Chef couple under siege

ENOUGH: Ramesh Chand and his wife fear for their safety every time they open for business and close for the night.
ENOUGH: Ramesh Chand and his wife fear for their safety every time they open for business and close for the night.

Teenage thugs have assaulted, intimidated and harassed a Hamilton restaurateur to breaking point.

Ramesh and Madhu Chand fear for their safety every time they open for business and close for the night, after being attacked repeatedly during the past week.

It is the latest chapter in the long story of safety concerns in the city's main square and it has renewed calls for a permanent police presence in Garden Place.

The Chands set up Chef's Restaurant 14 years ago after immigrating from northern India 20 years ago.

If the intimidation continues Ramesh Chand said they would have no choice but to close and move their business.

He believes the issue began when he caught a teenager carving a tag into his front window. Chand called police who caught up with the culprit on Victoria St.

On Tuesday last week Chand said a teenager walked in asking if they had seen his wallet.

"He hadn't come here to eat, he used it as an excuse to come inside and do something. I told him, ‘Please, you didn't come to eat, why are you asking me?'."

Chand said the boy left and another teenager entered soon afterwards.

"He threw my one chair badly. Another one, he took. I said, ‘Why are you taking my chair? Give me the chair'. And he wasn't giving it to me.

"Then I push him to get the chair back. Then another 10 or 12 came and started punching, [saying] ‘Come on you touched my boy' . . . they just started punching me."

Police were called but the perpetrators disappeared under Claudelands Bridge, he said.

Things escalated the next day from noon.

Police arrested one teenager after one altercation but Chand said another 15 returned afterwards.

"They just started punching [Madhu] and punching me. I was in the kitchen and came outside to save her and they took the chair and knives [saying], ‘I'll stab you' . . . they came to the fridge, stealing my drinks, wine bottles and one of the boys was trying to bottle her head and wants to kill her.

"They went up to the corner, came back then attacked again, kicking chairs, smashing against the window. Someone said, ‘Close your door. They're going to attack again', so I locked this door and that door."

Police arrested six people, but Chand believes they will be back.

The owner of nearby Velo Espresso, Matt Keen, stepped in to help Chand.

"They are walking past on a regular basis trying to intimidate him," he said. "As far as I can tell they're a new group in Garden Place and they're much more aggressive.

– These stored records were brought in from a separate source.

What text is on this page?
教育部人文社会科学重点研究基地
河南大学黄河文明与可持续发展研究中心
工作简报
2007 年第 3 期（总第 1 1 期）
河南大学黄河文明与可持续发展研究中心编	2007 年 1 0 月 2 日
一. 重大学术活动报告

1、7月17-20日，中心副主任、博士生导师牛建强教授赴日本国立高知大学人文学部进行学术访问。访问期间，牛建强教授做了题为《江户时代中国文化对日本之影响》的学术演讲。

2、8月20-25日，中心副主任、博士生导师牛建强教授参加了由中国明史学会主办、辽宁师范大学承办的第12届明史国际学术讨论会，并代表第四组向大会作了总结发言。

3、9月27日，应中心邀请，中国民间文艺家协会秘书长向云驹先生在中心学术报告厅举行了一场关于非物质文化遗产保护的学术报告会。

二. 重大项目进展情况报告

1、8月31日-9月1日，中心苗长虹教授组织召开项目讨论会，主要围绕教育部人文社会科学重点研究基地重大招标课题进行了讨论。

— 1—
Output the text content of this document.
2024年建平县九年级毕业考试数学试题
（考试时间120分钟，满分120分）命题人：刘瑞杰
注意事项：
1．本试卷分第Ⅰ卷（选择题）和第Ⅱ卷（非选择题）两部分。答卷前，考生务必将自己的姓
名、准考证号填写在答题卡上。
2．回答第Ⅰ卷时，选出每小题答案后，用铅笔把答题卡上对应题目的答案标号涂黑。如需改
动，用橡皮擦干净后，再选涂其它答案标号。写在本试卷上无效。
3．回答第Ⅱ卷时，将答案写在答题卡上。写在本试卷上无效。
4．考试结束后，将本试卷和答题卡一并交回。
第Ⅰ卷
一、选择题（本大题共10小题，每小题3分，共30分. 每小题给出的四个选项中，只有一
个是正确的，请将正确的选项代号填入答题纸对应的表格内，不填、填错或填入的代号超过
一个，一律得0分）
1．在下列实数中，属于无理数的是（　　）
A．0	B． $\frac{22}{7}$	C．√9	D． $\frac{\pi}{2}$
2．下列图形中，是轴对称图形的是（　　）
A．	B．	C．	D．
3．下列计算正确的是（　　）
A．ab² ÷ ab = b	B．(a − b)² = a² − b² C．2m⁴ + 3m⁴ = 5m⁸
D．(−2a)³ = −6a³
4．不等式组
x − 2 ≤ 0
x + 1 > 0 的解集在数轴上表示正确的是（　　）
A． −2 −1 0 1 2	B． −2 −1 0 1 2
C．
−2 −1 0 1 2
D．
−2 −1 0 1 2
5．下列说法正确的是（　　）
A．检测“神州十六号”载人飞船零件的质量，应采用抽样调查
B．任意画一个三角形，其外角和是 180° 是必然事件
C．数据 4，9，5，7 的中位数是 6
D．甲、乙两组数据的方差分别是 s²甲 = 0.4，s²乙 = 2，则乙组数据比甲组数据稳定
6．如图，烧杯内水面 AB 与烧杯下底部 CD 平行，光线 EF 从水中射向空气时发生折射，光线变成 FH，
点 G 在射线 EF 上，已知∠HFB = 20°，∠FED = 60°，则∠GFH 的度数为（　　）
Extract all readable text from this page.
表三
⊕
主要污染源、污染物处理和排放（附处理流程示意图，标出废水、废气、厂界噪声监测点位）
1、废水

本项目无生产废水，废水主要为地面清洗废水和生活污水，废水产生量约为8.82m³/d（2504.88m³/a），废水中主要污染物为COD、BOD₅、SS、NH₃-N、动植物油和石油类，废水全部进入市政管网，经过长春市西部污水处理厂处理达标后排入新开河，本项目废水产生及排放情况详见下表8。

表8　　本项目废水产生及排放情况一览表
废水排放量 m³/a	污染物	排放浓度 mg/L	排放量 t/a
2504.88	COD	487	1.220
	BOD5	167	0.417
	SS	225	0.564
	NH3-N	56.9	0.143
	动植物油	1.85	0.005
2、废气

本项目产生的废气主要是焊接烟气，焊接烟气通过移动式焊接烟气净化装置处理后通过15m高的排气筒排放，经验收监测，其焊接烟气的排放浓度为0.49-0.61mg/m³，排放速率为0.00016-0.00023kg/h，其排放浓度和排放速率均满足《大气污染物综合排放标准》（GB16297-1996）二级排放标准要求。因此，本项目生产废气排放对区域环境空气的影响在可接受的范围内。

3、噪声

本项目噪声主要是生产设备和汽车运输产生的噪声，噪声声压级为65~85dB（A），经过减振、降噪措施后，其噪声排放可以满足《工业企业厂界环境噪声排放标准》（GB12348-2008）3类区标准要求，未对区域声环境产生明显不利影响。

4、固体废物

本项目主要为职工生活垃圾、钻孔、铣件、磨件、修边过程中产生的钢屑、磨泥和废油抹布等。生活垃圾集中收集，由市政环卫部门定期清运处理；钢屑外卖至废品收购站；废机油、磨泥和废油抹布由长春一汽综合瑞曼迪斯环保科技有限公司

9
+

"We're getting quite sick of it. You never know when you'll have to go and help Ramesh out. My concern is they then come back to do something to my store as well."

Chand's good friend, Tony Randell, said the solution was to put a small permanent police kiosk in the square.

"That would solve the problem. You make it really uncomfortable for youth to lounge around here."

Mayor Julie Hardaker said she had been pushing to set one up for the past two years but the police response was always that there was a lack of resourcing.

She said a police base at the Transport Centre was successful. "We know that it works . . . It's a matter of resourcing and the police are telling me they don't have the resourcing for two permanent bases in the CBD."

Hamilton City area commander Inspector Greg Nicholls said in the ideal world he would have enough staff to have a permanent presence in the square. However, when those issues were compared to serious harm callouts across the city then they were relatively low level.

"My sense from the staff who have been tasked to meet with Mr Chand was the kids sit there and bait until they get a response from him.

"Once he responds that tends to aggravate the situation. Rather than place himself at risk, then call us, as he has done . . . use us as the group that runs interference."

Chand said police did not respond to calls about threats because they were not serious enough.

But Nicholls said he had an agreement with the beefed-up city safe staff to attend low level complaints first.

If they then called police for back-up then officers knew the matter had escalated.

He had also suggested that parking wardens wear high-visibility vests as a further deterrent.

Hardaker believed the council was doing all it could.

"Everyone in business in the city should be able to carry out their business without threat of harassment or intimidation," she said.

"At the end of the day this is a police matter and I understand the police came quickly and were able to get the young people involved. [Chand] raises a whole other issue of the criminal justice system and what happens when these events occur."